How Do You Solve This Partial Derivatives Problem?

[Questions999]

I have z=(e^y)φ*[y*e^(x^2/2y^2)].I have to prove that y*(dz/dx) -x*(dz/dy)=0.First of all what does φ mean there?

 

[Fredrik]

I have z=(e^y)\varphi*[y*e^(x^2/2y^2)].I have to prove that y*(dz/dx) -x*(dz/dy)=0.First of all what does φ mean there?

Are you sure that this isn't specified in the problem or earlier in the text? My first guess is that it's just some number and that it won't contribute to the final result. But the only way I can verify that is to assume that it is, and then solve the problem under that assumption. This seems like something you should try yourself. Have you tried to compute the partial derivatives of the z defined by
$$z=e^y φye^{\frac{x^2}{2y^2}}$$ where $\varphi$ is just a number?

 

[Ray Vickson]

I have z=(e^y)φ*[y*e^(x^2/2y^2)].I have to prove that y*(dz/dx) -x*(dz/dy)=0.First of all what does φ mean there?

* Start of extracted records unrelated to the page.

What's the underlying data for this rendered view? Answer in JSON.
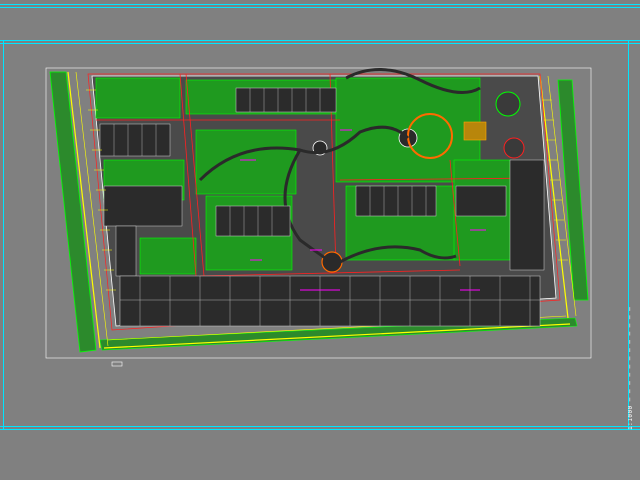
{
  "viewport": {
    "background": "#808080",
    "frame_color": "#00e5ff",
    "title_block_text": "1:1000 ─ ─ ─ ─ ─ ─ ─ ─ ─ ─ ─ ─"
  },
  "plan": {
    "colors": {
      "boundary": "#ffffff",
      "road": "#ffff00",
      "green": "#00ff00",
      "building": "#333333",
      "building_detail": "#d0d0d0",
      "property_line": "#ff2020",
      "annotation": "#ff00ff",
      "landscape_arc": "#ff6a00",
      "plaza_fill": "#b8860b"
    }
  }
}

Is e^(x^2/2y^2) supposed to be
$$e^{\left( \frac{x^2}{2y^2}\right)}$$
or is it
$$e^{\left( \frac{x^2}{2}y^2\right)} ?$$
If you mean the former, you need parentheses, like this: e^(x^2/(2y^2)); if you mean the latter, you can just leave it as is, since that is what you actually wrote!

 

[Sunil Simha]

Hello

Does the original statement read
$z=e^{y}\varphi(ye^{\frac{x^{2}}{2y^{2}}})$?

If yes $\varphi(ye^{\frac{x^{2}}{2y^{2}}})$ could be a function. If they specifically have told $\varphi$*(the stuff in the bracket), then $\varphi$ may be a constant.